For Fault Management (FM) purposes, each NE shall have to store and retain the following information:
-
a list of all active alarms, i.e. all alarms that have not yet been cleared; and
-
alarm history information, i.e. all notifications related to the occurrence and clearing of alarms.
It shall be possible to apply filters when active alarm information is retrieved by the Manager and when the history information is stored by the NE and retrieved by the Manager.
The storage space for alarm history in the NE is limited. Therefore it shall be organized as a circular buffer, i.e. the oldest data item(s) shall be overwritten by new data if the buffer is full. Further "buffer full" behaviours, e.g. those defined in ITU-T Recommendation X.735 [11], may be implemented as an option. The storage capacity itself, and thus the duration, for which the data can be retained, shall be Operator and implementation dependent.
After a fault has been detected and the replaceable faulty units have been identified, some management functions are necessary in order to perform system recovery and/or restoration, either automatically by the NE and/or the EM, or manually by the operator.
The fault recovery functions are used in various phases of the Fault Management (FM):
-
Once a fault has been detected, the NE shall be able to evaluate the effect of the fault on the telecommunication services and autonomously take recovery actions in order to minimize service degradation or disruption.
-
Once the faulty unit(s) has (have) been replaced or repaired, it shall be possible from the EM to put the previously faulty unit(s) back into service so that normal operation is restored. This transition should be done in such a way that the currently provided telecommunication services are not, or only minimally, disturbed.
-
At any time the NE shall be able to perform recovery actions if requested by the operator. The operator may have several reasons to require such actions; e.g. he has deduced a faulty condition by analysing and correlating alarm reports, or he wants to verify that the NE is capable of performing the recovery actions (proactive maintenance).

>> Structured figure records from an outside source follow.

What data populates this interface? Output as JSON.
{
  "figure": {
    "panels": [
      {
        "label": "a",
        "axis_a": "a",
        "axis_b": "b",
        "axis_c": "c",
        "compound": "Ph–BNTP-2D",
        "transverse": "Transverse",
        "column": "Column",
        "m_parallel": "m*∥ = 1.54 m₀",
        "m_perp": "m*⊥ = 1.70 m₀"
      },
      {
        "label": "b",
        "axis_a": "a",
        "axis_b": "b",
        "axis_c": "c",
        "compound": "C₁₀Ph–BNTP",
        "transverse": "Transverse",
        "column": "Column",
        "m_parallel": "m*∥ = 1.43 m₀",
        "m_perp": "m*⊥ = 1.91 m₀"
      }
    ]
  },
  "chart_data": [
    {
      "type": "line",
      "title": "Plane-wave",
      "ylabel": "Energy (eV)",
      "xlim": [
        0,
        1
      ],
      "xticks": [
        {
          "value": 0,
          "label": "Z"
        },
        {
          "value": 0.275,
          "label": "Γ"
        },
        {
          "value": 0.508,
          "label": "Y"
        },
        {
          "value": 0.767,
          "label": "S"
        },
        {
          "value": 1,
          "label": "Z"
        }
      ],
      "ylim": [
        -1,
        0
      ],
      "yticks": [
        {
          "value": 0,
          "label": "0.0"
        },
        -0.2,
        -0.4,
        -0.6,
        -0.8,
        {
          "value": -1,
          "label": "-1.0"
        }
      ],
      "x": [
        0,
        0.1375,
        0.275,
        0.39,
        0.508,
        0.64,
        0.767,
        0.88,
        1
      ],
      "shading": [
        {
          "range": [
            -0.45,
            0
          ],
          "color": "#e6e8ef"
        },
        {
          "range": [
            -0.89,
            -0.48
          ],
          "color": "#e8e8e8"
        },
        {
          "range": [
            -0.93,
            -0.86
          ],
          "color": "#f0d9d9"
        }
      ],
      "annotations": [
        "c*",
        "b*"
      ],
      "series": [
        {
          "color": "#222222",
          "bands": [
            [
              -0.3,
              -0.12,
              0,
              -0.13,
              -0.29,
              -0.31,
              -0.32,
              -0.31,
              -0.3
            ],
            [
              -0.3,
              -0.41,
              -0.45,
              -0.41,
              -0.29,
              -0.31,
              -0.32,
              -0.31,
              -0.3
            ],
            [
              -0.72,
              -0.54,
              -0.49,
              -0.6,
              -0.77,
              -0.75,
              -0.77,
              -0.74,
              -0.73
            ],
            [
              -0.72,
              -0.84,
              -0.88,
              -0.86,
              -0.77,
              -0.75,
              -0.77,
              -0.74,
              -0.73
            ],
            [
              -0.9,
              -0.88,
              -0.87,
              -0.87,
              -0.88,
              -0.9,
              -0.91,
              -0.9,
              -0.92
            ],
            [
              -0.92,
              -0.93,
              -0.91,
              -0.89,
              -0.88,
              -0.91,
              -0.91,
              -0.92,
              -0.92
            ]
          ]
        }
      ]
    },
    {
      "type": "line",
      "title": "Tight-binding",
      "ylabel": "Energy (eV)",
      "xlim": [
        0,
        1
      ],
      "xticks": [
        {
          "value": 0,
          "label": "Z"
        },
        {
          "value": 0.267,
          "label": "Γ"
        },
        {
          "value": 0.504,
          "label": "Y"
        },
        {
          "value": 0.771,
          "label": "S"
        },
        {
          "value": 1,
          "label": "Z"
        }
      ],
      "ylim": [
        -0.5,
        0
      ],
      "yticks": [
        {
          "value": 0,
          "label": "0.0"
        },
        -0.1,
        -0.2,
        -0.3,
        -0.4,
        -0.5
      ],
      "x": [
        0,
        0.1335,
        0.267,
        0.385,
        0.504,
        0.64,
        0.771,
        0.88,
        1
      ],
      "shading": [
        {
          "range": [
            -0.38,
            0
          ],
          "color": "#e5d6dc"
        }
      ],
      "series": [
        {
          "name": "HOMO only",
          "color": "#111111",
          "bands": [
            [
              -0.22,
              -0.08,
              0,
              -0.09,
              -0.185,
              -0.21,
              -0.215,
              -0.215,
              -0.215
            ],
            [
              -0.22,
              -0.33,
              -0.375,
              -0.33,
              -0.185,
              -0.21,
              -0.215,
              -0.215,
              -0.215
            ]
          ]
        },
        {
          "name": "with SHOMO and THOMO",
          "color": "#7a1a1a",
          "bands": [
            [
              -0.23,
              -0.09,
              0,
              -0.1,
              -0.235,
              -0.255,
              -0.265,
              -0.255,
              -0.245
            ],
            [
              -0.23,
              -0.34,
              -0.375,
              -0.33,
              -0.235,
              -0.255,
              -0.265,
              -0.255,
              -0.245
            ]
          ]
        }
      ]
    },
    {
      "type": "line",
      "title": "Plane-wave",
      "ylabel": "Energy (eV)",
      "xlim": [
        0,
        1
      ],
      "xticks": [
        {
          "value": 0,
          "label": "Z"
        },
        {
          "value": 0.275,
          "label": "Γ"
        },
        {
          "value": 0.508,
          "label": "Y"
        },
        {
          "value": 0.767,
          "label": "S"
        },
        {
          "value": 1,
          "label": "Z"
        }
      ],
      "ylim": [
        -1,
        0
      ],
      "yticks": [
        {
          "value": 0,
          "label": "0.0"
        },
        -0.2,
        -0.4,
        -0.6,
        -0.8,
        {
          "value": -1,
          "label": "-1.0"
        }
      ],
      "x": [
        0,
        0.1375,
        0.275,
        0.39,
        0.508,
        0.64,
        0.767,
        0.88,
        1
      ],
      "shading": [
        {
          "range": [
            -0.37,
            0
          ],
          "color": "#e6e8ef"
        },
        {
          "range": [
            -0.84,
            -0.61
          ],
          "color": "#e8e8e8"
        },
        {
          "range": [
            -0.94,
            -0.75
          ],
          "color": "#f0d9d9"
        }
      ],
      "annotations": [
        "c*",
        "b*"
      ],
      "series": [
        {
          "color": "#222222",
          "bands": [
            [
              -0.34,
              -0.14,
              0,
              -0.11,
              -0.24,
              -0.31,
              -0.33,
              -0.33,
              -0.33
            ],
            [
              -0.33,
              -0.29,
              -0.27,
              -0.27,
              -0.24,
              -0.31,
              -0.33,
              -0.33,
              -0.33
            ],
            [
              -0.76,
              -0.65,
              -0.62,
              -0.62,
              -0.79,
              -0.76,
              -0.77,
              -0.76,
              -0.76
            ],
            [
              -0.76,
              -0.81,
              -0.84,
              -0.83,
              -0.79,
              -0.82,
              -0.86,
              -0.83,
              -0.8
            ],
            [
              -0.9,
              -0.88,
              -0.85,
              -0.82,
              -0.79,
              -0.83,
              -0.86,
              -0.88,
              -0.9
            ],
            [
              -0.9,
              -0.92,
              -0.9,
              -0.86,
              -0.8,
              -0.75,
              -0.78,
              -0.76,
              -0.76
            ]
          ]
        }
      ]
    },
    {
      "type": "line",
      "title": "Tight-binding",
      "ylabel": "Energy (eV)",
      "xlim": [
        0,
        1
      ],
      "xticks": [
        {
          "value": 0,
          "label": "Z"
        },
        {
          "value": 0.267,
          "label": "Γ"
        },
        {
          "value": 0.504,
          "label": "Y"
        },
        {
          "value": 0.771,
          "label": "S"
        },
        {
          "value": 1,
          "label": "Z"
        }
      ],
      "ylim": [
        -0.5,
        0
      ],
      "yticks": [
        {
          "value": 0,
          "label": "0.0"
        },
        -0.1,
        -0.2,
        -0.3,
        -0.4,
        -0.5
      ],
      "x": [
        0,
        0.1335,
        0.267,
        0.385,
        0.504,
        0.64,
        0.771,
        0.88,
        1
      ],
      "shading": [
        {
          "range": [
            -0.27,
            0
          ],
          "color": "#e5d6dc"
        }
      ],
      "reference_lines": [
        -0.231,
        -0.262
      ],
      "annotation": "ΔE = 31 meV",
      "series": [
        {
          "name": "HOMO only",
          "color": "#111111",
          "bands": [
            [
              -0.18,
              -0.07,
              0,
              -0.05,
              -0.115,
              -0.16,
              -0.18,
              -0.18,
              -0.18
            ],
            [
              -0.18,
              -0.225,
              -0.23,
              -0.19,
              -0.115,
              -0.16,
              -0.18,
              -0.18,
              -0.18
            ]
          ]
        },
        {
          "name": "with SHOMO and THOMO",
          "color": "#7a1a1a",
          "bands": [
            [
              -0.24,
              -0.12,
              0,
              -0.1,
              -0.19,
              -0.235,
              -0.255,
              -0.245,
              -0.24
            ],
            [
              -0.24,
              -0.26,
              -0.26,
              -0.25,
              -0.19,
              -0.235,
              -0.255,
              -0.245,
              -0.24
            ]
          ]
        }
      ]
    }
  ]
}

The recovery actions that the NE performs (autonomously or on demand) in case of faults depend on the nature and severity of the faults, on the hardware and software capabilities of the NE and on the current configuration of the NE.

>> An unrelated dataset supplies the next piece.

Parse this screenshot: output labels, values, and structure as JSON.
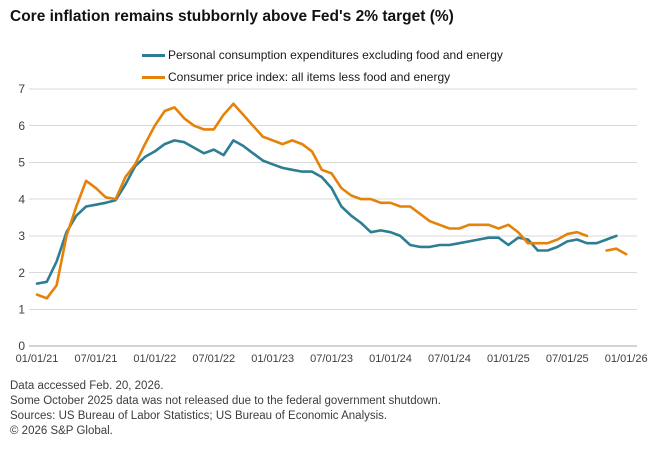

Faults are distinguished in two categories: software faults and hardware faults. In the case of software faults, depending on the severity of the fault, the recovery actions may be system initializations (at different levels), activation of a backup software load, activation of a fallback software load, download of a software unit etc. In the case of hardware faults, the recovery actions depend on the existence and type of redundant (i.e. back-up) resources. Redundancy of some resources may be provided in the NE in order to achieve fault tolerance and to improve system availability.
If the faulty resource has no redundancy, the recovery actions shall be:
-
Isolate and remove from service the faulty resource so that it cannot disturb other working resources;
-
Remove from service the physical and functional resources (if any) which are dependent on the faulty one. This prevents the propagation of the fault effects to other fault-free resources;
-
State management related activities for the faulty resource and other affected/dependent resources cf. clause 4.2;
-
Generate and forward appropriate notifications to inform the OS about all the changes performed.
If the faulty resource has redundancy, the NE shall perform action a), c) and d) above and, in addition, the recovery sequence that is specific to that type of redundancy. Several types of redundancy exist (e.g. hot standby, cold standby, duplex, symmetric/asymmetric, N plus one or N plus K redundancy, etc.), and for each one, there is a specific sequence of actions to be performed in case of failure. The present document specifies the Fault Management aspects of the redundancies, but it does not define the specific recovery sequences of the redundancy types.
In the case of a failure of a resource providing service, the recovery sequence shall start immediately. Before or during the changeover, a temporary and limited loss of service shall be acceptable. In the case of a management command, the NE should perform the changeover without degradation of the telecommunication services.
The detailed definition of the management of the redundancies is out of the scope of the present document. If a fault causes the interruption of ongoing calls, then the interrupted calls shall be cleared, i.e. all resources allocated to these calls shall immediately be released by the system.